I'm not intensively following this thread but yes, that How to Solve It book has a big following in the math ed community, which I also frequent, via the Math Forum (not sci.math, after that blow up about Wittgenstein some decade back).
In Synergetics, you get all these interconnecting prefrequency hypertoons that look like they must mean something on the one hand, and then a lot of empirical stuff to wade through on the other. Fuller was always tantalized by twilight zone possibilities and sometimes reached into the mirror pond and grabbed a cosmic fish. Or sometimes the fish just lept out at us: buckyballs, nanotubes...
I've always advertised my willingness to just watch the cartoons, and not worry overmuch about what they're about. I'm into the prefrequency pure geometry of it all, kind of as a test pattern (like on early TV -- dunno who still does those anymore, but using a concentric hierarchy with jitterbug would make a fine "screen saver" and I'm surprised no hippie has broadcast one yet). Then you've got the physics crowd, which wants to map whatsons to the A and B particles or combinations thereof. I've never been much of a CERN head myself -- philosophy major, more into memes than mesons. In Synergetics 2, the T->E particle transform is what "popped the balloon" twixt material and radiant energy (a very fine line).

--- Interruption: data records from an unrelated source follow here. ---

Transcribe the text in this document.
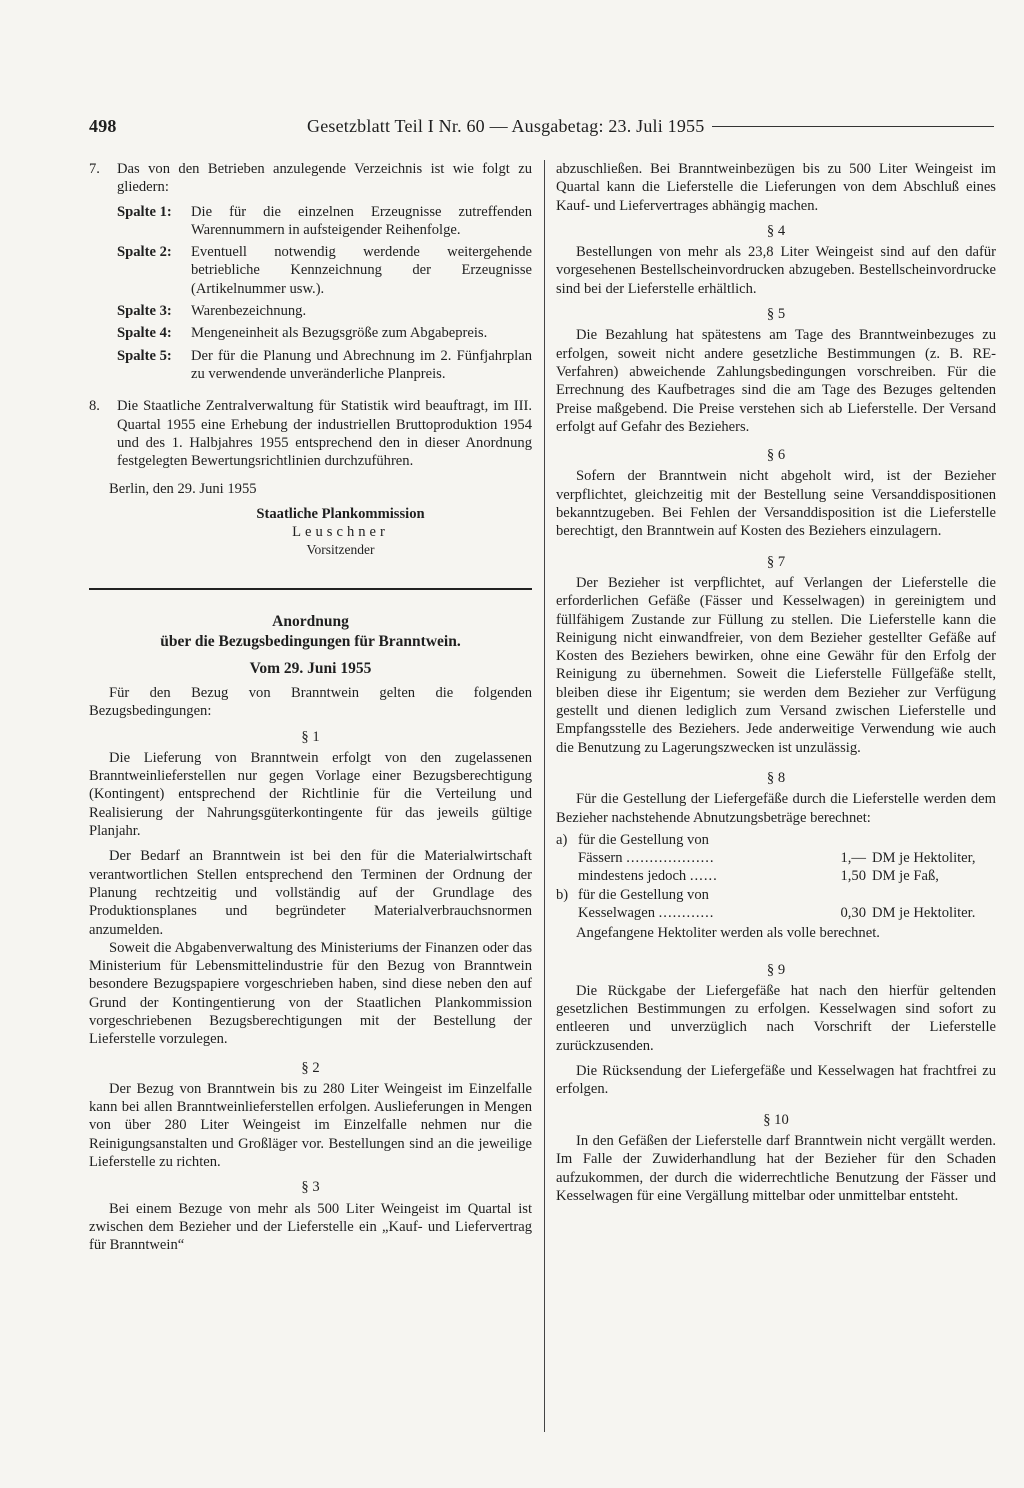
498	Gesetzblatt Teil I Nr. 60 — Ausgabetag: 23. Juli 1955
7.	Das von den Betrieben anzulegende Verzeichnis ist wie folgt zu gliedern:
Spalte 1:	Die für die einzelnen Erzeugnisse zutreffenden Warennummern in aufsteigender Reihenfolge.
Spalte 2:	Eventuell notwendig werdende weitergehende betriebliche Kennzeichnung der Erzeugnisse (Artikelnummer usw.).
Spalte 3:	Warenbezeichnung.
Spalte 4:	Mengeneinheit als Bezugsgröße zum Abgabepreis.
Spalte 5:	Der für die Planung und Abrechnung im 2. Fünfjahrplan zu verwendende unveränderliche Planpreis.
8.	Die Staatliche Zentralverwaltung für Statistik wird beauftragt, im III. Quartal 1955 eine Erhebung der industriellen Bruttoproduktion 1954 und des 1. Halbjahres 1955 entsprechend den in dieser Anordnung festgelegten Bewertungsrichtlinien durchzuführen.

Berlin, den 29. Juni 1955

Staatliche Plankommission
Leuschner
Vorsitzender
Anordnung
über die Bezugsbedingungen für Branntwein.
Vom 29. Juni 1955

Für den Bezug von Branntwein gelten die folgenden Bezugsbedingungen:

§ 1

Die Lieferung von Branntwein erfolgt von den zugelassenen Branntweinlieferstellen nur gegen Vorlage einer Bezugsberechtigung (Kontingent) entsprechend der Richtlinie für die Verteilung und Realisierung der Nahrungsgüterkontingente für das jeweils gültige Planjahr.

Der Bedarf an Branntwein ist bei den für die Materialwirtschaft verantwortlichen Stellen entsprechend den Terminen der Ordnung der Planung rechtzeitig und vollständig auf der Grundlage des Produktionsplanes und begründeter Materialverbrauchsnormen anzumelden.

Soweit die Abgabenverwaltung des Ministeriums der Finanzen oder das Ministerium für Lebensmittelindustrie für den Bezug von Branntwein besondere Bezugspapiere vorgeschrieben haben, sind diese neben den auf Grund der Kontingentierung von der Staatlichen Plankommission vorgeschriebenen Bezugsberechtigungen mit der Bestellung der Lieferstelle vorzulegen.

§ 2

Der Bezug von Branntwein bis zu 280 Liter Weingeist im Einzelfalle kann bei allen Branntweinlieferstellen erfolgen. Auslieferungen in Mengen von über 280 Liter Weingeist im Einzelfalle nehmen nur die Reinigungsanstalten und Großläger vor. Bestellungen sind an die jeweilige Lieferstelle zu richten.

§ 3

Bei einem Bezuge von mehr als 500 Liter Weingeist im Quartal ist zwischen dem Bezieher und der Lieferstelle ein „Kauf- und Liefervertrag für Branntwein“

abzuschließen. Bei Branntweinbezügen bis zu 500 Liter Weingeist im Quartal kann die Lieferstelle die Lieferungen von dem Abschluß eines Kauf- und Liefervertrages abhängig machen.

§ 4

Bestellungen von mehr als 23,8 Liter Weingeist sind auf den dafür vorgesehenen Bestellscheinvordrucken abzugeben. Bestellscheinvordrucke sind bei der Lieferstelle erhältlich.

§ 5

Die Bezahlung hat spätestens am Tage des Branntweinbezuges zu erfolgen, soweit nicht andere gesetzliche Bestimmungen (z. B. RE-Verfahren) abweichende Zahlungsbedingungen vorschreiben. Für die Errechnung des Kaufbetrages sind die am Tage des Bezuges geltenden Preise maßgebend. Die Preise verstehen sich ab Lieferstelle. Der Versand erfolgt auf Gefahr des Beziehers.

§ 6

Sofern der Branntwein nicht abgeholt wird, ist der Bezieher verpflichtet, gleichzeitig mit der Bestellung seine Versanddispositionen bekanntzugeben. Bei Fehlen der Versanddisposition ist die Lieferstelle berechtigt, den Branntwein auf Kosten des Beziehers einzulagern.

§ 7

Der Bezieher ist verpflichtet, auf Verlangen der Lieferstelle die erforderlichen Gefäße (Fässer und Kesselwagen) in gereinigtem und füllfähigem Zustande zur Füllung zu stellen. Die Lieferstelle kann die Reinigung nicht einwandfreier, von dem Bezieher gestellter Gefäße auf Kosten des Beziehers bewirken, ohne eine Gewähr für den Erfolg der Reinigung zu übernehmen. Soweit die Lieferstelle Füllgefäße stellt, bleiben diese ihr Eigentum; sie werden dem Bezieher zur Verfügung gestellt und dienen lediglich zum Versand zwischen Lieferstelle und Empfangsstelle des Beziehers. Jede anderweitige Verwendung wie auch die Benutzung zu Lagerungszwecken ist unzulässig.

§ 8

Für die Gestellung der Liefergefäße durch die Lieferstelle werden dem Bezieher nachstehende Abnutzungsbeträge berechnet:

a) für die Gestellung von
Fässern ...................	1,— DM je Hektoliter,
mindestens jedoch ......	1,50 DM je Faß,
b) für die Gestellung von
Kesselwagen ............	0,30 DM je Hektoliter.

Angefangene Hektoliter werden als volle berechnet.

§ 9

Die Rückgabe der Liefergefäße hat nach den hierfür geltenden gesetzlichen Bestimmungen zu erfolgen. Kesselwagen sind sofort zu entleeren und unverzüglich nach Vorschrift der Lieferstelle zurückzusenden.

Die Rücksendung der Liefergefäße und Kesselwagen hat frachtfrei zu erfolgen.

§ 10

In den Gefäßen der Lieferstelle darf Branntwein nicht vergällt werden. Im Falle der Zuwiderhandlung hat der Bezieher für den Schaden aufzukommen, der durch die widerrechtliche Benutzung der Fässer und Kesselwagen für eine Vergällung mittelbar oder unmittelbar entsteht.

Just getting clear on the cartoons has taken awhile, and there's a lot more to go. But I'm glad to see us swinging back towards visualizations just as movies like Cars prove once and for all that
computer assisted cartooning has a bright future. Greater Portland is getting into that market, with Nike's Phil Knight leading the charge (actually, he's continuing a lineage -- Will Vinton Studios helped get the ball rolling, plus we've always been a mecca for cartoonists). A claymation concentric hierarchy: I can see it now [holding fingers in a frame shape].